Trustco Group Holdings is facing a leadership purge after its largest minority shareholder, Riskowitz Value Fund (RVF), moved to fire the current board, including founder Quinton van Rooyen, next month.
Trustco’s board initially attempted to block the move, claiming RVF’s request was invalid. In response, RVF has taken matters into its own hands by calling a general meeting for all members to elect new directors. The meeting is scheduled for 16 February.
“Shareholders are advised that, following the board’s decision not to convene a meeting pursuant to RVF’s requisition dated 19 November 2025, Riskowitz Value Fund LP, as requisitionists, is convening a general meeting of Trustco shareholders,” reads a Sens announcement issued yesterday.
The Battle for the Board
RVF, a 23% shareholder that has been an equity holder for over a decade, has proposed five new directors to take control: Grant Pattison, Dee Sauls-Deckenbrock, Jerome Davis, Sepo Haihambo and Robert Hutchinson-Keip.
The current board is made up of Raymond Heathcote, Quinton van Rooyen, Floors Abrahams, Winton Geyser and Janene van den Heever.
The board responded strongly to the move.
In December, Trustco released an announcement declaring the takeover attempt ‘Dead on Arrival’.
They accused RVF’s proposed candidates of refusing “fit-and-proper” vetting and accused RVF founder Sean Riskowitz of having a “track record of value destruction”.
“Publicly available information shows that RVF’s nominated controllers, together with their sponsor, Sean Riskowitz, have left a clear trail of value destruction across multiple investments, marked by shareholder losses, governance instability and poor strategic judgement,” said Trustco spokesperson Neville Basson.
Origins of the Split
The relationship between the two entities, which seemed strong in 2024 when RVF signed a non-exclusive agreement to invest up to US$100 million (approximately N$1.6 billion) in hybrid capital, began to deteriorate after a failed share sale in Legal Shield Holdings (LSH).
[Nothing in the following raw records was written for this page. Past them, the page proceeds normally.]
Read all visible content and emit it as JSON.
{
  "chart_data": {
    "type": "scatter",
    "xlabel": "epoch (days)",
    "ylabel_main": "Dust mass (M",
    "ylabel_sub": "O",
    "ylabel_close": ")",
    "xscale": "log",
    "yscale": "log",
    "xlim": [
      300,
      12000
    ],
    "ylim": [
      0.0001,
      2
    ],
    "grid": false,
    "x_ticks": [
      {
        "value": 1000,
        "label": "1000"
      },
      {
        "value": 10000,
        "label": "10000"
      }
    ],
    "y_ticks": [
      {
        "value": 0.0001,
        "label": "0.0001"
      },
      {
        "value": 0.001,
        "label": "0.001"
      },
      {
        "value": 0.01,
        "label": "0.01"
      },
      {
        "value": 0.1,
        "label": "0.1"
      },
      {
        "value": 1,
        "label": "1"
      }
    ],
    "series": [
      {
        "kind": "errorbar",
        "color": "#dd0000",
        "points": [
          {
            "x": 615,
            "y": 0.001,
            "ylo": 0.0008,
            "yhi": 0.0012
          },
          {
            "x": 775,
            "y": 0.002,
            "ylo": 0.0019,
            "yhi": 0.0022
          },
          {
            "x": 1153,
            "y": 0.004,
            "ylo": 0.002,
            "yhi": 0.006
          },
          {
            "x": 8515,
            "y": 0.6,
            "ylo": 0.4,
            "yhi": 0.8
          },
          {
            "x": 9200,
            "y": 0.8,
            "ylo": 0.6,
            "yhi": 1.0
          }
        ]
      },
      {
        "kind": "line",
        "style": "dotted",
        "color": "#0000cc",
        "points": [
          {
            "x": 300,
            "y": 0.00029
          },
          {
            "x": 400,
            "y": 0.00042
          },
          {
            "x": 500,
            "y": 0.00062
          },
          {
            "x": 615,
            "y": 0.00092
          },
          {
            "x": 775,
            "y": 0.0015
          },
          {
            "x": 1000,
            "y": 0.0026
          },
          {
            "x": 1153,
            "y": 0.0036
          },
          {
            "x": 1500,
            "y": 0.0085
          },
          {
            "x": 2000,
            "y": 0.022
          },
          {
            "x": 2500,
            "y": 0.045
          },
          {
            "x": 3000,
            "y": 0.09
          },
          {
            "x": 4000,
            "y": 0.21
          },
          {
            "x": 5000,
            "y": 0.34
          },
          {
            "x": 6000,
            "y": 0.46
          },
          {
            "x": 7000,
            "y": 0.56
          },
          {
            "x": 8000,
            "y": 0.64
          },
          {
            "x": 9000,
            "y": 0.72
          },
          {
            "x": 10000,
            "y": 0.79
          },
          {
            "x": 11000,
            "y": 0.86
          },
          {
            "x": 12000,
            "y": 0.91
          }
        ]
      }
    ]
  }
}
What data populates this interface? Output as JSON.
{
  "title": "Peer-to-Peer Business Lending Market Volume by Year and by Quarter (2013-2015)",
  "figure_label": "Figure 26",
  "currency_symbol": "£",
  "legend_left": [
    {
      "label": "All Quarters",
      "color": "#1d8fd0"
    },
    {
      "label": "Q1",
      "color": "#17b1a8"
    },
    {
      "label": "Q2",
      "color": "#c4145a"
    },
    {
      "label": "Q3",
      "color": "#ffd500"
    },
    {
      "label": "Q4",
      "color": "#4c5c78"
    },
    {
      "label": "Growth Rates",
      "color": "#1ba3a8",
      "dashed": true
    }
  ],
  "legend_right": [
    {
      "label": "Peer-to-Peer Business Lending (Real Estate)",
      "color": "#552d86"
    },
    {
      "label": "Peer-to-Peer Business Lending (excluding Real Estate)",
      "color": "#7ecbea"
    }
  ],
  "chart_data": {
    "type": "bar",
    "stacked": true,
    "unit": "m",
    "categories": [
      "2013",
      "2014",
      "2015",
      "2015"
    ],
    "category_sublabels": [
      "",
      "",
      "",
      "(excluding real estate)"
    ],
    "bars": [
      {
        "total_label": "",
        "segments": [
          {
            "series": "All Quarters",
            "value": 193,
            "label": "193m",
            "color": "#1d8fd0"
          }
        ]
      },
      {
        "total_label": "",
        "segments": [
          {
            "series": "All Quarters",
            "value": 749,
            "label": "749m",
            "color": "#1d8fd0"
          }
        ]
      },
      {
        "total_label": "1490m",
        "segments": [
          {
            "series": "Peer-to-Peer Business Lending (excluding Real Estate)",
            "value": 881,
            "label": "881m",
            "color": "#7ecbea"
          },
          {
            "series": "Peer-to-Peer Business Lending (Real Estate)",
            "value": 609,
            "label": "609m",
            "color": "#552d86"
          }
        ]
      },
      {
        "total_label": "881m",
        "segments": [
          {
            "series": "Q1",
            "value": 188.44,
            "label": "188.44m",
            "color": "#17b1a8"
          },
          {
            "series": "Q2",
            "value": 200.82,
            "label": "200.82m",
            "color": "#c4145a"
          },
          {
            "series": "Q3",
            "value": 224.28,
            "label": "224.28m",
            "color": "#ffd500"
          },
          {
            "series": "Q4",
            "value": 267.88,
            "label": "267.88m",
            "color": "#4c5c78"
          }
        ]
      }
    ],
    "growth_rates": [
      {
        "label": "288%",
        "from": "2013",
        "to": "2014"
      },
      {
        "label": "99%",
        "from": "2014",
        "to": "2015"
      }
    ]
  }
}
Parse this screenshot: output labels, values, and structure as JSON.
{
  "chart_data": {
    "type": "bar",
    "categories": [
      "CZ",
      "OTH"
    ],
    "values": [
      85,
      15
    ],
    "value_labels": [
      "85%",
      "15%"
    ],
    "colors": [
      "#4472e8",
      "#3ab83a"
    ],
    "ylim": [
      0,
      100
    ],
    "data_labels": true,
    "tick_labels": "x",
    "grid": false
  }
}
Trustco had secured approval to acquire an additional 11.35% stake in LSH from RVF for N$469 million.
However, the Trustco board later suspended the implementation of the sale and conversion agreement.
Not Legal
Trustco chief executive Quinton van Rooyen maintains that the requisition fails to survive “basic legal, procedural or governance scrutiny,” arguing it ignores the obligations of Johannesburg Stock Exchange- and Namibia Securities Exchange-listed entities.
However, Section 189 of the Namibian Companies Act (2004) provides a potential path for the ousting, stating that any member(s) holding at least 5% of voting shares may require a company to convene a meeting to remove or appoint directors.
Earlier this year the High Court ordered Trustco Bank Namibia to pay the state’s legal costs after finding the bank unnecessarily prolonged a “moot” lawsuit.
Despite surrendering its banking licence and the relevant law being repealed in August 2023, Trustco failed to withdraw its challenge against a 2022 Bank of Namibia directive.
Judge Lotta Ambunda ruled that persisting with the case after it lost its purpose was “frivolous and vexatious,” leading to an order for Trustco to cover legal fees incurred from September 2023 onward.
In October, Trustco Group Holdings was censured by the Johannesburg Stock Exchange (JSE) after the exchange found that Trustco implemented a category one transaction regarding a shrinking stake in Meya Mining, a Sierra Leone diamond mine, without obtaining prior shareholder approval.
The JSE imposed a R5 million fine – near the maximum of R7.5 million – and a public censure for failing to consult investors.
Van Rooyen did not respond to questions sent to him yesterday.